La parola d'ordine della politica italiana è: modello europeo.  Allora  
che si sappia che in Europa solo l'Italia non ha il reddito di  
cittadinanza.
Perazzoli: "In Germania fino a 1850 euro al mese, in Europa solo  
l'Italia non ha il reddito di cittadinanza"
di Ignazio Dessì
L’asse Monti-Fornero batte la lingua sul tamburo intonando il mantra  
“più licenziabilità più posti di lavoro per i giovani” e il magico  
cilindro governativo sputa fuori un nuovo articolo 18 dello Statuto  
dei lavoratori frutto della mediazione con la politica. Ma nella  
realtà proliferano gli esodati, i disoccupati e i disperati che si  
suicidano. La società italiana è in fermento e la categoria  
lavoratrice sembra percossa da un senso di impotenza. Del resto dopo  
il licenziamento si avrà diritto a 12 mesi di indennità (Aspi) e poi  
si finirà sulla strada. Così quando per forzare la mano e far passare  
le riforme auspicate dal trionfante mercato molti esponenti del  
governo fanno riferimento a quanto esiste in Europa dimenticano quella  
parte di tutela sociale (la più importante) che il Vecchio Continente  
offre ai cittadini. In primo luogo il Reddito di cittadinanza che nel  
resto d’Europa è considerato un diritto fondamentale e solo l’Italia,  
insieme alla Grecia e all’Ungheria, continua a negare. Dell’argomento  
abbiamo parlato con Giovanni Perazzoli, penna di punta di Micromega,  
direttore di Filosofia.it ed autore di alcune illuminanti  
pubblicazioni sull’argomento.
Senta professore, il governo Monti è molto impegnato a introdurre più  
flessibilità in uscita (leggi licenziamenti) paventando l’esigenza di  
un allineamento alla disciplina vigente in Europa. A questo proposito  
lei ha scritto però che in Italia manca l’ABC dello stato sociale, ci  
può spiegare meglio questo suo grave giudizio?

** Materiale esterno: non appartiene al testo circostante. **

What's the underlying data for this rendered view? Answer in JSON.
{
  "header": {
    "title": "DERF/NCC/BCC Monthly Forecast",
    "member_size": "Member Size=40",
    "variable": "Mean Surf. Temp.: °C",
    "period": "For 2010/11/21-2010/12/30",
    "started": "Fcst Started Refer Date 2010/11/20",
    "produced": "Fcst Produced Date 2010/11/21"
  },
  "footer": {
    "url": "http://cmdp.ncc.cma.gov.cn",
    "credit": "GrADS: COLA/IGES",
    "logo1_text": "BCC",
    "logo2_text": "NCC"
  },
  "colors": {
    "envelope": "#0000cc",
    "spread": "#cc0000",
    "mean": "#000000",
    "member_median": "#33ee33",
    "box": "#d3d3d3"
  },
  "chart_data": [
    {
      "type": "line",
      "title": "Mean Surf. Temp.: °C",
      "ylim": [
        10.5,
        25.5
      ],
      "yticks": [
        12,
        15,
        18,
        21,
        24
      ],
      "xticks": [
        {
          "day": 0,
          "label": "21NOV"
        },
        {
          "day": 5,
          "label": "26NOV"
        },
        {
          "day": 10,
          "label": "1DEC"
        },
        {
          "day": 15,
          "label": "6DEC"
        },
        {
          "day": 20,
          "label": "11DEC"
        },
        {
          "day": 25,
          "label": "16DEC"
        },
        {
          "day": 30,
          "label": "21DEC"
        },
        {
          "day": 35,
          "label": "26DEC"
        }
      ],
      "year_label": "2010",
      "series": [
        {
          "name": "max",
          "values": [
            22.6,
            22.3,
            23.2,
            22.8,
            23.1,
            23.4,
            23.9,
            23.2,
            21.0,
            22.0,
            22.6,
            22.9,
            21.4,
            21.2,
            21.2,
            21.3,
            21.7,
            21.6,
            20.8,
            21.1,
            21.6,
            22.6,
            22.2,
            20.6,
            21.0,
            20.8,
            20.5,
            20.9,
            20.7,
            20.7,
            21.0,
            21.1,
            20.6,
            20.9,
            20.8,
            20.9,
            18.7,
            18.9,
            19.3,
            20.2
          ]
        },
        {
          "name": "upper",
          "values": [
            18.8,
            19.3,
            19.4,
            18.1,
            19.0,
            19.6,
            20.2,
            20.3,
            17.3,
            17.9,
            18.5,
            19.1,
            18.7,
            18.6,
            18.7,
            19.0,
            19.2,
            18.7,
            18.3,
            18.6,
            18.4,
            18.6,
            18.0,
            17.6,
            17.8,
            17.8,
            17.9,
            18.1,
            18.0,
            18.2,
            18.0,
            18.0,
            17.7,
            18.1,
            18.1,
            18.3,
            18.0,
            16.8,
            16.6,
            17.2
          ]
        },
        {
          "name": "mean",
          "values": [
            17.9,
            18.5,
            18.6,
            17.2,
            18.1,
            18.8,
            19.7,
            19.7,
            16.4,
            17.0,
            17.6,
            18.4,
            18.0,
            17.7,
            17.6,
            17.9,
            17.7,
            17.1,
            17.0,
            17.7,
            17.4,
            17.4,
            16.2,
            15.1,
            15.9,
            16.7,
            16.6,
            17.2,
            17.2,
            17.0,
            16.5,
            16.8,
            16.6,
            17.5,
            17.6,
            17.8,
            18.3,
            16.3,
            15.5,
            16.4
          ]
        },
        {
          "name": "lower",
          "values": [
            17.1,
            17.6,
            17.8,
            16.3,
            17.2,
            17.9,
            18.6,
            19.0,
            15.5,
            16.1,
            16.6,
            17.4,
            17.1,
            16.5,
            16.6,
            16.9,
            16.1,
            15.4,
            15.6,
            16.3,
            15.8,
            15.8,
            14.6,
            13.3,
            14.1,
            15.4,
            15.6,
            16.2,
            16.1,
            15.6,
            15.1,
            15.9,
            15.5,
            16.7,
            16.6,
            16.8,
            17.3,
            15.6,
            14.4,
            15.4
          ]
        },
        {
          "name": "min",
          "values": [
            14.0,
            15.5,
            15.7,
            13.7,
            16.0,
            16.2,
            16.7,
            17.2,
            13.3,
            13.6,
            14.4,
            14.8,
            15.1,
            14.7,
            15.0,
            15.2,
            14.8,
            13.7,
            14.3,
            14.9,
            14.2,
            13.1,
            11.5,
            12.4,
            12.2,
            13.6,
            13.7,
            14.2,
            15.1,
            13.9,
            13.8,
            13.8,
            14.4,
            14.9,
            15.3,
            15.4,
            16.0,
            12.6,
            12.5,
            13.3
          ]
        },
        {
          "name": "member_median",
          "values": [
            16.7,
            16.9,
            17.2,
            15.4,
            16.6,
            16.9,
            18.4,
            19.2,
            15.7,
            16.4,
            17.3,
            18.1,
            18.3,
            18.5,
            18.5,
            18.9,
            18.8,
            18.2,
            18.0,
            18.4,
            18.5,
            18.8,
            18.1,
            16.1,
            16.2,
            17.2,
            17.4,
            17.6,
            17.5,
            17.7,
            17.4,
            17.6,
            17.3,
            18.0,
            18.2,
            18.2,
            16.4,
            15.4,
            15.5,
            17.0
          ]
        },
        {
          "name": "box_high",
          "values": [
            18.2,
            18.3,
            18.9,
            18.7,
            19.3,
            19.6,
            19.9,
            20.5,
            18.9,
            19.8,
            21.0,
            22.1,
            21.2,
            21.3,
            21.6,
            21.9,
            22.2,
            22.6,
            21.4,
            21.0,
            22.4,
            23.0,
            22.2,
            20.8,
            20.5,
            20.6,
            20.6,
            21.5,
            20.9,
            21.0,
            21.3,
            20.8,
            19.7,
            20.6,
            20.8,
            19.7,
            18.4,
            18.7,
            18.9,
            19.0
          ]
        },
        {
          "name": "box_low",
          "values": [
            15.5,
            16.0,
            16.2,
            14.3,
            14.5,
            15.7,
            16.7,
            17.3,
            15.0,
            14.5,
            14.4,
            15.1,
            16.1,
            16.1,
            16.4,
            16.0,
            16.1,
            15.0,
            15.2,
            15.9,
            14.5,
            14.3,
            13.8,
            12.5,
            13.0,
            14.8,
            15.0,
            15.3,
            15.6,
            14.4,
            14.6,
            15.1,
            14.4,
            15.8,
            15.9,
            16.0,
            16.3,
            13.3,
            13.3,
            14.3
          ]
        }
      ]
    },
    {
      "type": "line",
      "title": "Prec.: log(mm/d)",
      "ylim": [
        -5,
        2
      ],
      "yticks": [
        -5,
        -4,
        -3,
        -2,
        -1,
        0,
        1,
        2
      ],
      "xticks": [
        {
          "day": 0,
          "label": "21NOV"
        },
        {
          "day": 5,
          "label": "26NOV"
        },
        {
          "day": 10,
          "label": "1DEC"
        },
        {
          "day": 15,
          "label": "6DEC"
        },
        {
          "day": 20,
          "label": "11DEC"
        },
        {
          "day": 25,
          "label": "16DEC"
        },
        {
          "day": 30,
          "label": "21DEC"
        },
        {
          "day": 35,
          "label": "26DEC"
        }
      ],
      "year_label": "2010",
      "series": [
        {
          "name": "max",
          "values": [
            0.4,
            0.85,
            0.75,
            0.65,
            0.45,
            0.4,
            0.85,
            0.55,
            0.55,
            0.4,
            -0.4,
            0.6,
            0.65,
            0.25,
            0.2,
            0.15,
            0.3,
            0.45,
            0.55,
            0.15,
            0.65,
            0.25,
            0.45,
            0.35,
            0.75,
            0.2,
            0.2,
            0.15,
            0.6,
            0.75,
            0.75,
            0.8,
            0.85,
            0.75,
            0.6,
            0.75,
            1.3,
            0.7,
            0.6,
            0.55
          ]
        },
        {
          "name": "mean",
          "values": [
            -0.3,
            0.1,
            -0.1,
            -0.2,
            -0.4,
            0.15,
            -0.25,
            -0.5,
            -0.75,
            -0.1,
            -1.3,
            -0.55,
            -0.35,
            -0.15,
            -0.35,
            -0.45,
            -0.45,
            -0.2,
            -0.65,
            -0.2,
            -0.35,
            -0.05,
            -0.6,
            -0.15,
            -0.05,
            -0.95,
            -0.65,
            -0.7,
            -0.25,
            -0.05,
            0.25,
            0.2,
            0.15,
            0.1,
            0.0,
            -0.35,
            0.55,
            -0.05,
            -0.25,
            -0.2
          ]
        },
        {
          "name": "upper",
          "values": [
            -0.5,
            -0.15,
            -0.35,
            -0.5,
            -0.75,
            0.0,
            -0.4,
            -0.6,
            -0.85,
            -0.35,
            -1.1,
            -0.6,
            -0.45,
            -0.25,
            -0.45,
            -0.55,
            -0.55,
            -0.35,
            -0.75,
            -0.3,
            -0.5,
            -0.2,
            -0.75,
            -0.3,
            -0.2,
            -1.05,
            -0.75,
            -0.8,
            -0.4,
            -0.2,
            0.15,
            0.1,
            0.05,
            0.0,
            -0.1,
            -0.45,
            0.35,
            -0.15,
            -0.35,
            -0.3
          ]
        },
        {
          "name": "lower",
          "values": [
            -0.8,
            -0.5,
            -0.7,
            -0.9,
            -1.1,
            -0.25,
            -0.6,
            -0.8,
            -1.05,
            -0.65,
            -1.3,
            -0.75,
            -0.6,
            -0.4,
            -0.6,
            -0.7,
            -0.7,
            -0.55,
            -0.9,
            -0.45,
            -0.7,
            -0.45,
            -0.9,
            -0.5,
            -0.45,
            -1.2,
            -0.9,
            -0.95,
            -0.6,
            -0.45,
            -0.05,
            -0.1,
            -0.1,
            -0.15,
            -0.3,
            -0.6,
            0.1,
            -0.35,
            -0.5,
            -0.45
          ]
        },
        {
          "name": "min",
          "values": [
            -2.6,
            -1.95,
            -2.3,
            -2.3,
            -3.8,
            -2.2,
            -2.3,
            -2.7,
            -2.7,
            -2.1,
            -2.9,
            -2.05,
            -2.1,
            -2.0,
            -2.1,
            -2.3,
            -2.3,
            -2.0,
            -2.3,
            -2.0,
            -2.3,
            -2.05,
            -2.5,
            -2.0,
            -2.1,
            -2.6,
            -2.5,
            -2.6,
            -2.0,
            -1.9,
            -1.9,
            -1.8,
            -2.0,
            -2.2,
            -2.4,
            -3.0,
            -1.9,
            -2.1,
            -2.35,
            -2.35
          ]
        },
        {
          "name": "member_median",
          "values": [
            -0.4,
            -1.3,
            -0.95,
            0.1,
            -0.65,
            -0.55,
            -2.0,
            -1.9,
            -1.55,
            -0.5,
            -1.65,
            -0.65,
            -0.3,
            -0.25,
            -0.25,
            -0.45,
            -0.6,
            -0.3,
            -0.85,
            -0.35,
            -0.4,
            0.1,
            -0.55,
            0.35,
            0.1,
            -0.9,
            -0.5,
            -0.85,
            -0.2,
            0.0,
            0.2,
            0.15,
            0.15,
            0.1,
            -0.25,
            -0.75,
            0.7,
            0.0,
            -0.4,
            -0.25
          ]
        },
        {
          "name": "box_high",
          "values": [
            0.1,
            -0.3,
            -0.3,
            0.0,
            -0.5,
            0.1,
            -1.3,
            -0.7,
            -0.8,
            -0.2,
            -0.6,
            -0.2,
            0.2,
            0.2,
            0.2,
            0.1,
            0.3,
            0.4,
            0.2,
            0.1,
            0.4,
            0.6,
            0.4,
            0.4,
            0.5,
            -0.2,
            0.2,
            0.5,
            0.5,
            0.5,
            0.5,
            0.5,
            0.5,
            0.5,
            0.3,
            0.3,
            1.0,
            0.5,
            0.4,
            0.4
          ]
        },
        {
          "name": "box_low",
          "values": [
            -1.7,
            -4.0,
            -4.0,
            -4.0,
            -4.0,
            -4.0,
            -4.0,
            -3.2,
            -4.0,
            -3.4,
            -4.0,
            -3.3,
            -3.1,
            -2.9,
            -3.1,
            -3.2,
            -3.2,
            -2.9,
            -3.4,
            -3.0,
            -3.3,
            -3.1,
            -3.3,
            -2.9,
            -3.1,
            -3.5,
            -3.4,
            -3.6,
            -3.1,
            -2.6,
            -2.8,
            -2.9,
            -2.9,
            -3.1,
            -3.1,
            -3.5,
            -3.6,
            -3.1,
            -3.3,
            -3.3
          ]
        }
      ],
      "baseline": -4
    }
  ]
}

“Nel numero appena uscito di MicroMega porto una serie di esempi di  
che cosa è l’abc dello stato sociale in Europa, dove si può vivere  
anche senza un posto di lavoro. Questo perchè in Italia ci si ostina a  
non dare importanza al reddito minimo garantito. Sembra si tratti di  
un fatto marginale, si minimizza. Solo la trasmissione Report, una  
volta, ha mandato una troupe televisiva in Germania per raccontare di  
che cosa si tratta realmente. Il risultato di questa ostinata  
negazione dei fatti è che l’opinione pubblica non sa reagire di fronte  
a quello che per gli altri cittadini europei è un assurdo: la  
flessibilità estrema, senza garanzia del reddito e dell’alloggio.  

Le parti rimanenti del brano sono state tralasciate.